"Helva şirin, nefs kafir" derler ya.
Nefs doyumsuzdur, gözünü toprak doyurur, yedikçe içtikçe daha fazlasını ister, orta halli zengin olmak ister, zengin olan ise daha çok zengin olmak içün kan ter içinde çabalar durur...
Hele bir de ihtiras kişilerin gözünü bürümeye başlamışsa...
★
"Mürekkep yalamış olmak avamilikten kurtulmaya yetmiyormuş"
Kasnak işiyle uğraşan ve hasbel kader beyliğe terfi etmiş elekçi, kasnak meşesini görünce ondan nasıl kasnaklar çıkaracağını düşünür ve ağacın etrafında dolanır, beyliğini de gereğini de unuturmuş...
Gaziantep'ten bir özlü söz şöyle:
Yazılı/görsel medyaya yansıyan yasal kılıfa uydurulmuş, hukuki ancak ahlâkî olmayan "bal tutan parmağını yalar"ı düstur edinmiş ahlâk fukaralarının haberlerine zaman zaman rastlıyoruz...rüşvet, irtikap, zimmet mevzularına da.
Kimi zaman kamu malı üzerinde tasarruf genelgeleri yayınlansa da, çakarlı lüks araçları, yetkisini kullanarak kamu malını har vurup harman savurmaları, pozisyonun sağladığı imkanları yasal ancak etik olmayan şekilde kullanmaları, isrâfı da okuyoruz, duyuyoruz...
★
Hep derler ya devlet malı deniz...
Aslında devlet malı (beytülmal) için "deniz suyu gibi"dir demeli...
Bilirsiniz tuzlu su, içeni içtikçe susatır...
Haramzâdelerin de içtikçe içesi gelir (helva üstüne içtikleri) tuzlu sudan, ancak onlar yine de kanmaz...
★
Kadim kültürümüzde beytülmal'ın manasını ve değerini bilen abide şahsiyyetlerin, kamu malı üzerinde tasarruf yetkisini kullanırken kılı kırk yardıklarına dair hikâyelerini biliriz...

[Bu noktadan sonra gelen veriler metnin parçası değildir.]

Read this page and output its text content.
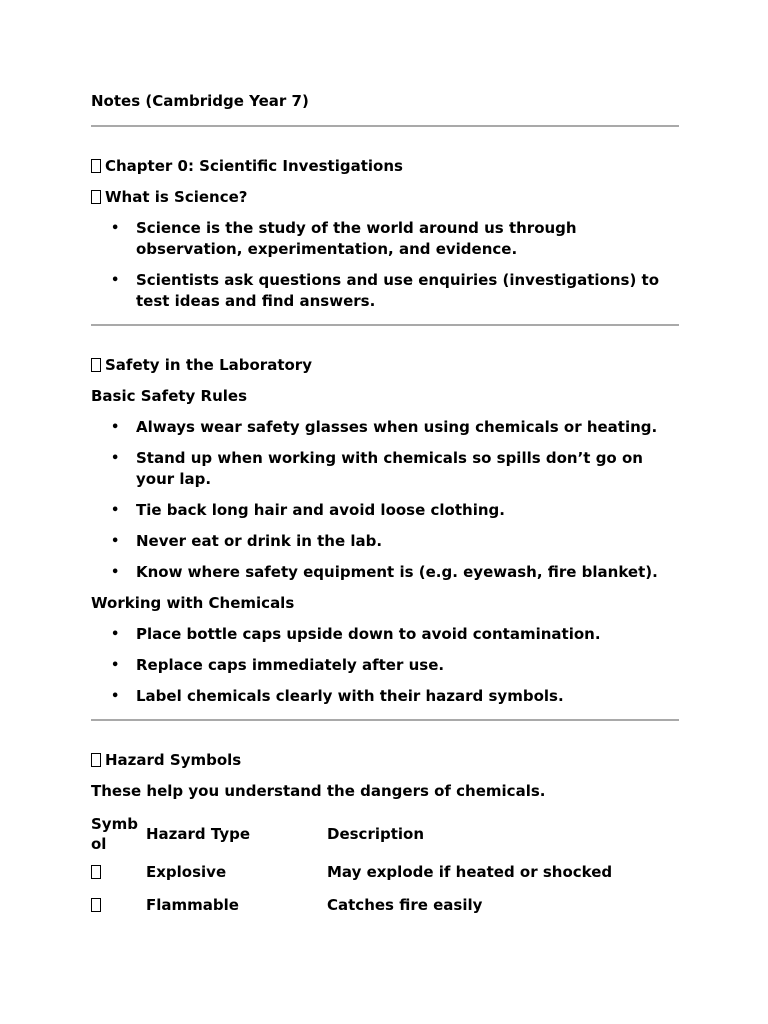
Notes (Cambridge Year 7)

Chapter 0: Scientific Investigations
What is Science?
• Science is the study of the world around us through observation, experimentation, and evidence.
• Scientists ask questions and use enquiries (investigations) to test ideas and find answers.
Safety in the Laboratory

Basic Safety Rules

• Always wear safety glasses when using chemicals or heating.
• Stand up when working with chemicals so spills don’t go on your lap.
• Tie back long hair and avoid loose clothing.
• Never eat or drink in the lab.
• Know where safety equipment is (e.g. eyewash, fire blanket).

Working with Chemicals

• Place bottle caps upside down to avoid contamination.
• Replace caps immediately after use.
• Label chemicals clearly with their hazard symbols.
Hazard Symbols

These help you understand the dangers of chemicals.

Symbol	Hazard Type	Description
	Explosive	May explode if heated or shocked
	Flammable	Catches fire easily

Hz. Ömer'in devlet mumunu şahsi işleri sırasında söndürüp kendi mumunu yakma mes'elesini bilmeyen yoktur...Hz. Ömer derki: "Kamu yöneticileri görevleri süresince (dolayısı ile) zengin olamazlar."
Rüşveti reddeden ancak miktarı 100 altına dayanınca (nefsinin meyletmeye doğru kıpırdamaya başlaması üzerine) istifa eden Osmanlı Devletindeki vezir/paşaları da biliriz...
Evet "Helva şirin, nefs kafir" demişler...
O kafirin akibetini söylemeye gerek var mı ?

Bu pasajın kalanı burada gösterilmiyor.